Of course this requires wide enough batches to have at least some reuse of fetched experts across a batch, but that seems feasible in the "unattended" case, where firing off multiple inferences to be processed together seems quite natural. (We may also have some benefit from better use of the resident experts cache and/or of SSD transfer bandwidth.)

https://github.com/antirez/ds4/issues/275 seems to provide intriguing rough results while https://github.com/antirez/ds4/issues/314 is a valuable contrast where one commonly suggested solution ("just run multiple instances of the engine in parallel") ran into real issues. Neither of these discuss the combined use of batching and SSD streaming yet, so there's room for experimentation.

arjie · 2026-06-16T01:21:44 1781572904

Vouched your comment. Very cool. What are you running on to get 190 tok/s? I get 400 tok/s at c=4 but c=1 is slower than you.

mtone · 2026-06-16T04:23:25 1781583805

I am using the `voipmonitor/vllm:lucifer` docker from the RTX6K discord community discussed at the same link the other commenter posted. It is based around this PR https://github.com/vllm-project/vllm/pull/43477

arjie · 2026-06-16T09:01:56 1781600516

Ah I’m on the same PR just behind. Thank you.

CamperBob2 · 2026-06-16T04:04:22 1781582662

Not OP, but I am seeing up to 260 tokens/second output at c=1 with the recipe at https://github.com/local-inference-lab/rtx6kpro/blob/master/... using 4x 6k cards.

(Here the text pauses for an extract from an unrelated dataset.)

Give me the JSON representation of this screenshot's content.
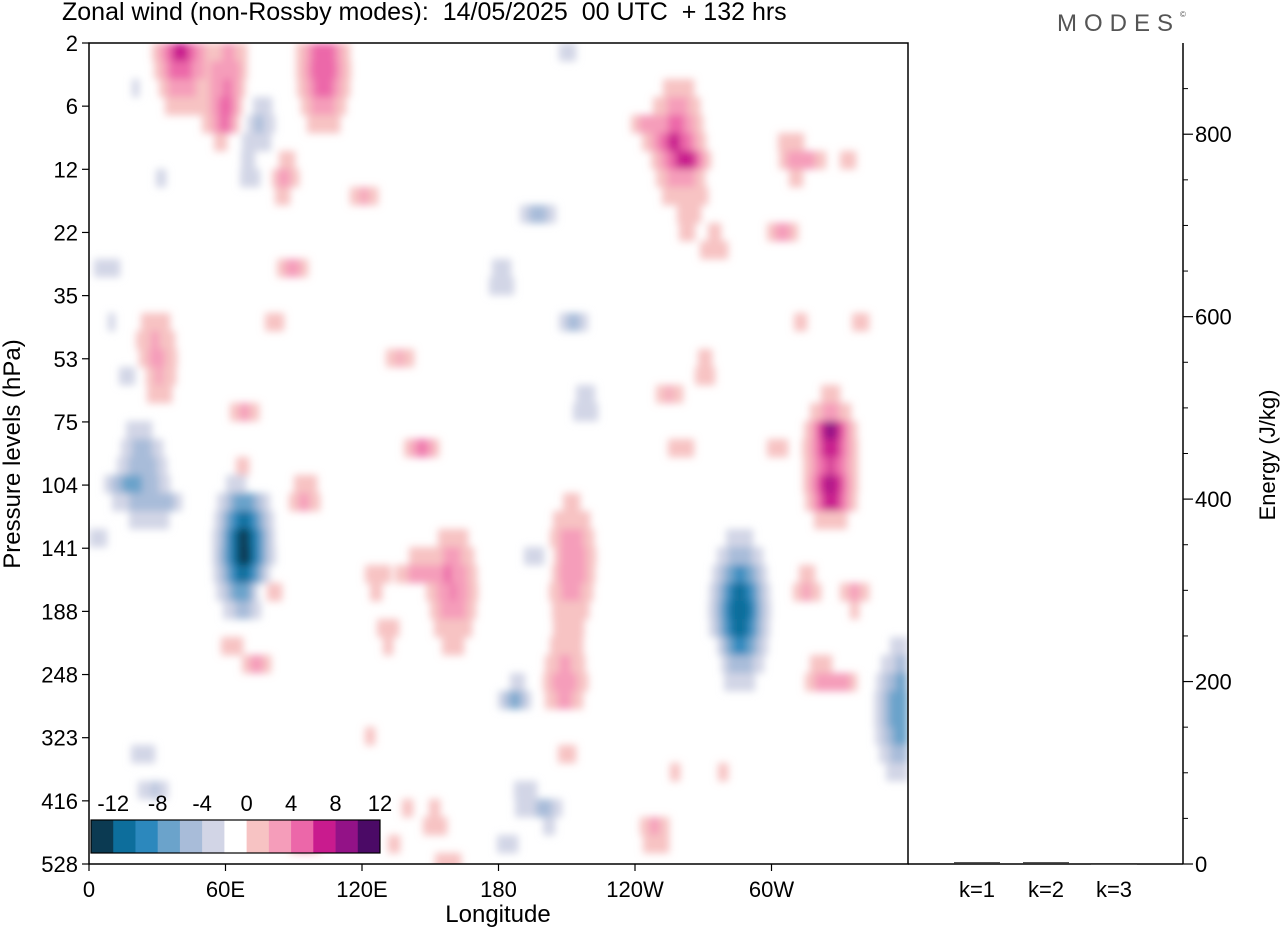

Average is more like 200.

There may be a way to get the 2-bit quantized version running even faster on a pair of them.

arjie · 2026-06-16T09:03:39 1781600619

Thank you. Useful to know. Clipped on top by reduce, I assume.

CamperBob2 · 2026-06-16T16:27:04 1781627224

I think so. The machine I'm using runs at Gen4 x8, while the cards can take advantage of Gen5 x16.